Online learning takes place over the internet and is a form of distance learning. It can be teacher lead at a specific time (synchronous) or student-paced working through the material unguided (asynchronous). Content can be delivered as text, images and video, and features could include online assessment or interactive activities.
What is traditional education?
Traditional education occurs in a classroom with a teacher who plans and presents a particular topic lesson. The teacher can use various educational tools such as introducing information on a chalk or whiteboard, student presentations, group or partner work, and individual exercises or activities. Class quizzes or informal assessments can be held and homework assignments set.
What is the difference between online learning and a traditional classroom setup?
There are several critical differences between online and traditional classes. These are vital factors students consider when they choose one or the other.
Discipline and self-motivation
A traditional classroom set-up provides a structured timetable for classes. You need to attend a class at a specific time or miss the lesson and the teacher’s information (there may also be other repercussions!). Motivation to learn comes from the teacher, whose task is to present information to the students in an engaging manner and fellow students who may discuss course content together before or after class. In an online education environment, the student sets the pace of learning. They need to be disciplined enough to set aside time each day to focus on completing course content.
In some cases, they must complete all components in an online course by a specific date. In other cases, this is open-ended. While there may be online discussion forums for students taking an online course, or the ability to video conference or instant message with other students, the student must motivate themselves to continue and complete their studies online.
A traditional class takes place at a specific location and a set time. Students are given a timetable of their classes for the week, and the teacher will expect them to attend the course at the specified time. If they miss it, the students will have missed the teacher’s lesson. There may be an opportunity to catch up on some work, but this catch-up work will, in most cases, not be of the same standard as the lesson presented. In some situations, if the student misses too many set classes, they might not be allowed to write the final exam. This time dependency makes the traditional education approach difficult for some students with outside commitments, such as family or work.
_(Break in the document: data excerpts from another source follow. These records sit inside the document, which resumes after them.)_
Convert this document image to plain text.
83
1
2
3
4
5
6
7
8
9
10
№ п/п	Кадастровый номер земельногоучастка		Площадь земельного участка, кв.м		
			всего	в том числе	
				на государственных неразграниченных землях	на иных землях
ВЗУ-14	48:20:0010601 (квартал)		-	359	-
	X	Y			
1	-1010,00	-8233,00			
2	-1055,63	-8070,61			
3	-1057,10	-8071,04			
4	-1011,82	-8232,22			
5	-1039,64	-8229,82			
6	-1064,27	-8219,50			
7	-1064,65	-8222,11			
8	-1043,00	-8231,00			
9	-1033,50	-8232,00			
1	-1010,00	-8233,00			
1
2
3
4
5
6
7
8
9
In these cases, the online education approach provides much-needed flexibility. Students can log into a course at any time of the day or night and complete the course content at their own pace. They will receive the same lesson content as other students completing the course and not be penalized if they don’t log in simultaneously. Communication in these courses can be asynchronous via, for example, an online forum, where students can leave messages and reply to other students at any point. Students can fit in their learning as and when they have the time for courses without a set completion date. Most online courses have set completion requirements such as reading or viewing all material and completing an online assessment and not set times spent online. This means the flexibility offered by online learning is ideal for students who have full-time jobs or might need to care for a family member.
If you live in a small town in a developing country, you may not have access to a wide array of educational options. Similarly, if you are interested in studying a specialized subject or with a particular teacher, you might need to move to a city or town the school is located. Online learning solves this problem. Someone in a village in India and a suburb of London can access the same content online (assuming access to devices and the internet). This decouples location from the learning experience.
One of the main benefits of a traditional classroom environment is the interaction with the teacher and fellow students. Informal discussions, as well as group work and classroom interactions, can be called social learning. In an online learning environment, teachers can replicate these interactions through forums or breakaway rooms for group work; however, the informal interactions in the classroom, corridor or break room are difficult to recreate online. Some students also report feeling isolated when taking online classes as it is sometimes tricky studying via a screen and browser at home or work.